There is a reason why in every cartoon program the lady jumps on a chair when they see a mouse screaming.
I was sat on my bedroom floor when I saw a little brown dash. I knew what it was straight away and jumped on my bed. I stared under my desk where a brown head was poking out. I rang my brother, he was in a meeting and told me to catch it myself.
So I off I went to make a friendly mouse trap ( I knew that year supply of Lindt was going to come in handy.)
I stuck a bunch of cubes into a cardboard box and hoped for the best.
Anyway come Saturday the mouse hadn’t eaten my mint-chocolate Lindt bar but I hadn’t seen it so I assume it let itself out.
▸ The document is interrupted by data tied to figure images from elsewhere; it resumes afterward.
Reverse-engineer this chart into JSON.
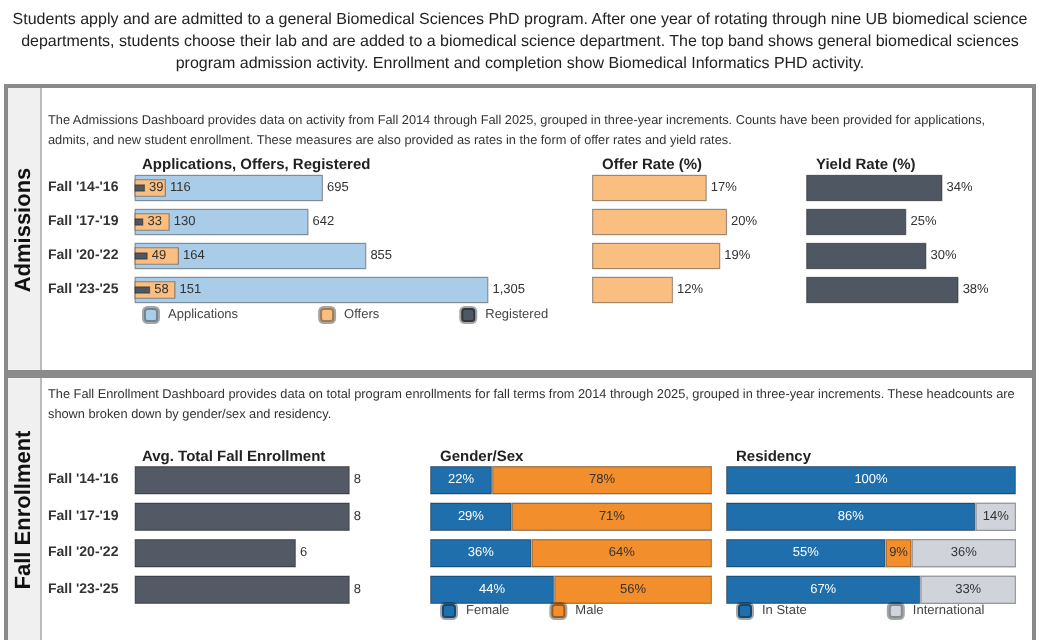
{
  "chart_data": [
    {
      "type": "other",
      "annotations": [
        "Students apply and are admitted to a general Biomedical Sciences PhD program. After one year of rotating through nine UB biomedical science departments, students choose their lab and are added to a biomedical science department.  The top band shows general biomedical sciences program admission activity. Enrollment and completion show Biomedical Informatics PHD activity."
      ]
    },
    {
      "type": "other",
      "title": "Admissions",
      "annotations": [
        "The Admissions Dashboard provides data on activity from Fall 2014 through Fall 2025, grouped in three-year increments. Counts have been provided for applications, admits, and new student enrollment. These measures are also provided as rates in the form of offer rates and yield rates."
      ]
    },
    {
      "type": "bar",
      "title": "Applications, Offers, Registered",
      "orientation": "horizontal",
      "categories": [
        "Fall '14-'16",
        "Fall '17-'19",
        "Fall '20-'22",
        "Fall '23-'25"
      ],
      "series": [
        {
          "name": "Applications",
          "color": "#a9cce8",
          "values": [
            695,
            642,
            855,
            1305
          ],
          "value_labels": [
            "695",
            "642",
            "855",
            "1,305"
          ]
        },
        {
          "name": "Offers",
          "color": "#f9be80",
          "values": [
            116,
            130,
            164,
            151
          ]
        },
        {
          "name": "Registered",
          "color": "#4f5762",
          "values": [
            39,
            33,
            49,
            58
          ]
        }
      ],
      "data_labels": true,
      "legend": "bottom"
    },
    {
      "type": "bar",
      "title": "Offer Rate (%)",
      "orientation": "horizontal",
      "categories": [
        null,
        null,
        null,
        null
      ],
      "color": "#f9be80",
      "values": [
        17,
        20,
        19,
        12
      ],
      "value_labels": [
        "17%",
        "20%",
        "19%",
        "12%"
      ]
    },
    {
      "type": "bar",
      "title": "Yield Rate (%)",
      "orientation": "horizontal",
      "categories": [
        null,
        null,
        null,
        null
      ],
      "color": "#4f5762",
      "values": [
        34,
        25,
        30,
        38
      ],
      "value_labels": [
        "34%",
        "25%",
        "30%",
        "38%"
      ]
    },
    {
      "type": "other",
      "title": "Fall Enrollment",
      "annotations": [
        "The Fall Enrollment Dashboard provides data on total program enrollments for fall terms from 2014 through 2025, grouped in three-year increments. These headcounts are shown broken down by gender/sex and residency."
      ]
    },
    {
      "type": "bar",
      "title": "Avg. Total Fall Enrollment",
      "orientation": "horizontal",
      "categories": [
        "Fall '14-'16",
        "Fall '17-'19",
        "Fall '20-'22",
        "Fall '23-'25"
      ],
      "color": "#535a65",
      "values": [
        8,
        8,
        6,
        8
      ],
      "data_labels": true
    },
    {
      "type": "bar",
      "title": "Gender/Sex",
      "orientation": "horizontal",
      "stacked": true,
      "categories": [
        null,
        null,
        null,
        null
      ],
      "series": [
        {
          "name": "Female",
          "color": "#1f6fad",
          "values": [
            22,
            29,
            36,
            44
          ],
          "value_labels": [
            "22%",
            "29%",
            "36%",
            "44%"
          ]
        },
        {
          "name": "Male",
          "color": "#f28e2b",
          "values": [
            78,
            71,
            64,
            56
          ],
          "value_labels": [
            "78%",
            "71%",
            "64%",
            "56%"
          ]
        }
      ],
      "legend": "bottom"
    },
    {
      "type": "bar",
      "title": "Residency",
      "orientation": "horizontal",
      "stacked": true,
      "categories": [
        null,
        null,
        null,
        null
      ],
      "series": [
        {
          "name": "In State",
          "color": "#1f6fad",
          "values": [
            100,
            86,
            55,
            67
          ],
          "value_labels": [
            "100%",
            "86%",
            "55%",
            "67%"
          ]
        },
        {
          "color": "#f28e2b",
          "values": [
            null,
            null,
            9,
            null
          ],
          "value_labels": [
            null,
            null,
            "9%",
            null
          ]
        },
        {
          "name": "International",
          "color": "#d0d4da",
          "values": [
            null,
            14,
            36,
            33
          ],
          "value_labels": [
            null,
            "14%",
            "36%",
            "33%"
          ]
        }
      ],
      "legend": "bottom"
    }
  ]
}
I went to meet mum for a drink as she just arrived into London, she was suppose to be staying with me in the flat after an evening Hendricks session but when I told her about our fluffy visitor she went slightly pale.
“ I am going to book a last minuet room here, do you want to crash in it?”
I sat back in my velvet chair in the Polo lounge, sipping on my tinned Mayfair cocktail
other hand filled with the complimentary salted walnuts..
“well, if you insist i suppose i coulddd” (a disney world firework show is happening inside)
boy did I milk it:
What’s this? Caesar salad delivery?
o and 90% of the time i wore this:
i just want to say thank you mouse. thank you.